Envoyé par Quentin Dolet 
Le peuple, sein maternel du génie

Comment ne serions-nous pas sensibles à cette belle dénonciation des prophètes de la "culture pour tous" qui - sous couvert de l'élever, de l'éduquer, de le libérer - détournent le peuple de sa noble mission, et détruisent son élément naturel ? Il est difficile de croire que le fondateur de l'"Université populaire de Caen", qui se revendique nietzschéen (de gauche !) ne soit pas, lui aussi, de ceux qui parlent des livres sans les avoir lus...

Troisième conférence

"Mais c'est ici justement qu'il faut savoir bien entendre, c'est ici qu'il faut, sans se laisser troubler par les effets sonores du vocabulaire de la culture, regarder en face ceux qui parlent aussi infatigablement du besoin de culture de leur époque.
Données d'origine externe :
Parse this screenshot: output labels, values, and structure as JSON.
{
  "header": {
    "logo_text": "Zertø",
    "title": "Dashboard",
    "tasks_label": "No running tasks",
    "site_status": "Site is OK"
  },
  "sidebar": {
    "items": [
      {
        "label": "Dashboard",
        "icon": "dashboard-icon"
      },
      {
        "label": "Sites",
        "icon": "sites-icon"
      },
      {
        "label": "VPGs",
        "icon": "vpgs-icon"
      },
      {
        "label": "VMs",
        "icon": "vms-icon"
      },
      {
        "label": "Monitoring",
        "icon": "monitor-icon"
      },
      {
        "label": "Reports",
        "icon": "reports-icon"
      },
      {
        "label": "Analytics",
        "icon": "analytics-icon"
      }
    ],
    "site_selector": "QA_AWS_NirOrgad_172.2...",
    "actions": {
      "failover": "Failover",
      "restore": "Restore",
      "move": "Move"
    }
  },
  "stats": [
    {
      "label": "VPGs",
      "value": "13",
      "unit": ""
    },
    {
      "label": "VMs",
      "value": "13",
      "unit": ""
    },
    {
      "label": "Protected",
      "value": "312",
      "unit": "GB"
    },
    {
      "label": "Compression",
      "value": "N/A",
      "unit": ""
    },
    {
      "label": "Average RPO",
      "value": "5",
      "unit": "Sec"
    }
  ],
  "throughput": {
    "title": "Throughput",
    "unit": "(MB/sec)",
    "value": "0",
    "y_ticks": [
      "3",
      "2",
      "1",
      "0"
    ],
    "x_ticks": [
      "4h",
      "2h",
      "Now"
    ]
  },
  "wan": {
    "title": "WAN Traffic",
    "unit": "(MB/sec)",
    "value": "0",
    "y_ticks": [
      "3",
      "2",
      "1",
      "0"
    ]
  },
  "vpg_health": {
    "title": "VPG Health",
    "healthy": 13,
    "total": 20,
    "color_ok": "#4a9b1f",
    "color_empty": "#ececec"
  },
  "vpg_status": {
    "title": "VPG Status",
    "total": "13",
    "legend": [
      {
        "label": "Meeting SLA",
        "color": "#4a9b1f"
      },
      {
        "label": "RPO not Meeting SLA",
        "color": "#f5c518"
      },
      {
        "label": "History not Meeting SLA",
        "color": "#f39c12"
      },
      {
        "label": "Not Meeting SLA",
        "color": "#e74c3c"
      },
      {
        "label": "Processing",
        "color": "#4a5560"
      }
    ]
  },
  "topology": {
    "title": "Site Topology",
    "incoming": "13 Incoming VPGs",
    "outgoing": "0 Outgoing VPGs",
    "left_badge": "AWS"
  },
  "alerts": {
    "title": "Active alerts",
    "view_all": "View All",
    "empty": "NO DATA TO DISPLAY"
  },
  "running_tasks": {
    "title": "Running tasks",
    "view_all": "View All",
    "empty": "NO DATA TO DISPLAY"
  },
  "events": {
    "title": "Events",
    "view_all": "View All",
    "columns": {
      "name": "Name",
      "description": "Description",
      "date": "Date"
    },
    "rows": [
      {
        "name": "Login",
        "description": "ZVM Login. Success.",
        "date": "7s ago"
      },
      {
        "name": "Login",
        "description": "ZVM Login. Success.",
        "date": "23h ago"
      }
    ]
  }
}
Alors on éprouvera une étrange désillusion, celle-là même, mon bon ami, que nous avons si souvent éprouvée : ces hérauts bruyants du besoin de culture se transforment soudain, dès qu'il les regarde de près, en adversaire zélés, voire fanatiques, de la vraie culture, c'est-à-dire de celle qui s'attache à la nature aristocratique de l'esprit : car ils pensent au fond que leur but est d'émanciper les masses de la souveraineté des grands individus, au fond ils aspirent à bouleverser l'ordre sacré dans le royaume de l'intellect, la vocation de la masse à servir, son obéissance soumise, son instinct de fidélité sous le sceptre du génie.
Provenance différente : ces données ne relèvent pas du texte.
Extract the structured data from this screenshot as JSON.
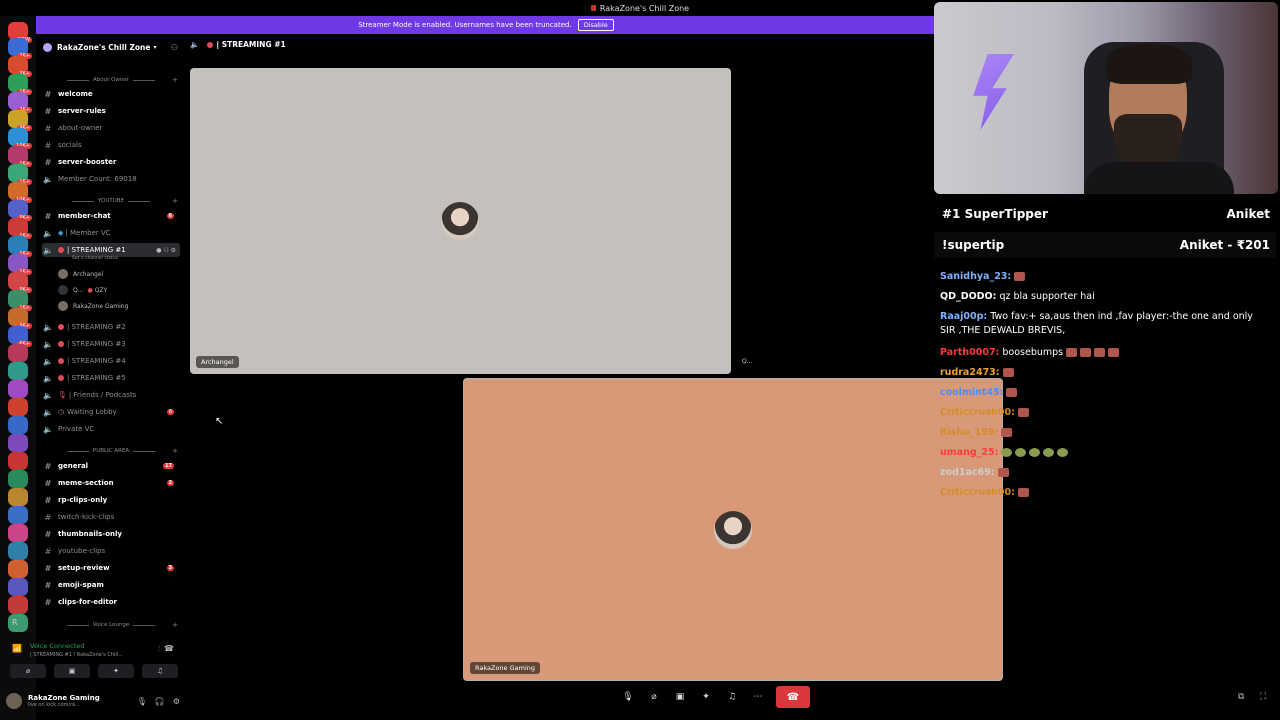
{
  "window": {
    "title": "RakaZone's Chill Zone"
  },
  "banner": {
    "text": "Streamer Mode is enabled. Usernames have been truncated.",
    "disable": "Disable"
  },
  "rail": {
    "badges": [
      "NEW",
      "2K+",
      "3K+",
      "1K+",
      "2K+",
      "9K+",
      "10K+",
      "1K+",
      "1K+",
      "10K+",
      "9K+",
      "1K+",
      "1K+",
      "1K+",
      "9K+",
      "1K+",
      "9K+",
      "6K+"
    ],
    "bottom_letter": "R"
  },
  "server": {
    "name": "RakaZone's Chill Zone"
  },
  "categories": {
    "about_owner": "About Owner",
    "youtube": "YOUTUBE",
    "public_area": "PUBLIC AREA",
    "voice_lounge": "Voice Lounge"
  },
  "channels": {
    "welcome": "welcome",
    "server_rules": "server-rules",
    "about_owner": "about-owner",
    "socials": "socials",
    "server_booster": "server-booster",
    "member_count": "Member Count: 69018",
    "member_chat": "member-chat",
    "member_chat_count": "6",
    "member_vc": "| Member VC",
    "streaming1": "| STREAMING #1",
    "streaming1_status": "Set a channel status",
    "streaming2": "| STREAMING #2",
    "streaming3": "| STREAMING #3",
    "streaming4": "| STREAMING #4",
    "streaming5": "| STREAMING #5",
    "friends_podcasts": "| Friends / Podcasts",
    "waiting_lobby": "Waiting Lobby",
    "waiting_count": "6",
    "private_vc": "Private VC",
    "general": "general",
    "general_count": "17",
    "meme_section": "meme-section",
    "meme_count": "2",
    "rp_clips_only": "rp-clips-only",
    "twitch_kick_clips": "twitch-kick-clips",
    "thumbnails_only": "thumbnails-only",
    "youtube_clips": "youtube-clips",
    "setup_review": "setup-review",
    "setup_count": "3",
    "emoji_spam": "emoji-spam",
    "clips_for_editor": "clips-for-editor"
  },
  "voice_users": [
    "Archangel",
    "Q...",
    "QZY",
    "RakaZone Gaming"
  ],
  "voice_panel": {
    "status": "Voice Connected",
    "sub": "| STREAMING #1 / RakaZone's Chill..."
  },
  "userbar": {
    "name": "RakaZone Gaming",
    "status": "live on kick.com/ra..."
  },
  "main": {
    "header": "| STREAMING #1",
    "tile1_label": "Archangel",
    "tile2_label": "RakaZone Gaming",
    "side_label": "Q..."
  },
  "overlay": {
    "supertipper_label": "#1 SuperTipper",
    "supertipper_name": "Aniket",
    "supertip_cmd": "!supertip",
    "supertip_value": "Aniket - ₹201"
  },
  "chat": [
    {
      "user": "Sanidhya_23:",
      "text": "",
      "color": "#7fb2ff"
    },
    {
      "user": "QD_DODO:",
      "text": "qz bla supporter hai",
      "color": "#ffffff"
    },
    {
      "user": "Raaj00p:",
      "text": "Two fav:+ sa,aus then ind ,fav player:-the one and only SIR ,THE DEWALD BREVIS,",
      "color": "#7fb2ff"
    },
    {
      "user": "Parth0007:",
      "text": "boosebumps",
      "color": "#ff3b3b"
    },
    {
      "user": "rudra2473:",
      "text": "",
      "color": "#f0a030"
    },
    {
      "user": "coolmint45:",
      "text": "",
      "color": "#4d8cff"
    },
    {
      "user": "Criticcrush00:",
      "text": "",
      "color": "#d98a2b"
    },
    {
      "user": "Rishu_199:",
      "text": "",
      "color": "#d98a2b"
    },
    {
      "user": "umang_25:",
      "text": "",
      "color": "#ff3b3b"
    },
    {
      "user": "zod1ac69:",
      "text": "",
      "color": "#cccccc"
    },
    {
      "user": "Criticcrush00:",
      "text": "",
      "color": "#d98a2b"
    }
  ]
}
J'ai depuis longtemps pris l'habitude de regarder avec prudence tous ceux qui parlent avec zèle de ce qu'on appelle "culture populaire", comme on l'entend communément : car le plus souvent ils veulent, consciemment ou non, obtenir pour eux-mêmes, dans les saturnales générales de la barbarie, la liberté effrénée que cet ordre sacré de la nature ne leur accordera jamais ; ils sont nés pour servir, pour obéir, et chaque instant où entrent en activité leurs pensées rampantes, affligées de jambes de bois, impropres au vol, établit de quel argile la nature les a formés et quelle marque de fabrique elle a imprimée sur cette argile. Donc, ce n'est pas la culture de la masse qui peut être notre but, mais la culture d'individus choisis armés par accomplir de grandes oeuvres qui resteront ; nous savons bien qu'une postérité juste jugera la culture d'ensemble d'un peuple uniquement et exclusivement d'après les grands héros d'une époque, ceux qui marchent seuls, et qu'elle émettra un vote d'après la manière dont ils ont été reconnus, favorisés, honorés ou rejetés, maltraités, détruits. Par un chemin direct, par exemple par une instruction élémentaire obligatoire pour tous, on ne s'approche de ce qu'on nomme culture populaire que d'une manière superficielle et grossière : les régions véritables et les plus profondes où la grande masse peut avoir un contact avec la culture, c'est-à-dire le lieu où le peuple conserve ses instincts religieux, où il continue d'oeuvrer au système poétique de ses images mythiques, où il reste fidèle à ses coutumes, à son droit, au sol de sa patrie, à sa langue, toutes ces régions peuvent difficilement être atteintes par une voie directe et en tout cas pas par des mesures contraignantes et destructrices : et favoriser réellement dans ces matières graves la culture populaire n'est rien de plus que de s'opposer à ces mesures contraignantes et destructrices, et que d'entretenir cette inconscience salutaire, ce sommeil du peuple qui lui donne la santé et sans l'effet duquel, sans le remède duquel aucune culture ne peut se maintenir, étant donné la tension et l'excitation débordante de ses effets.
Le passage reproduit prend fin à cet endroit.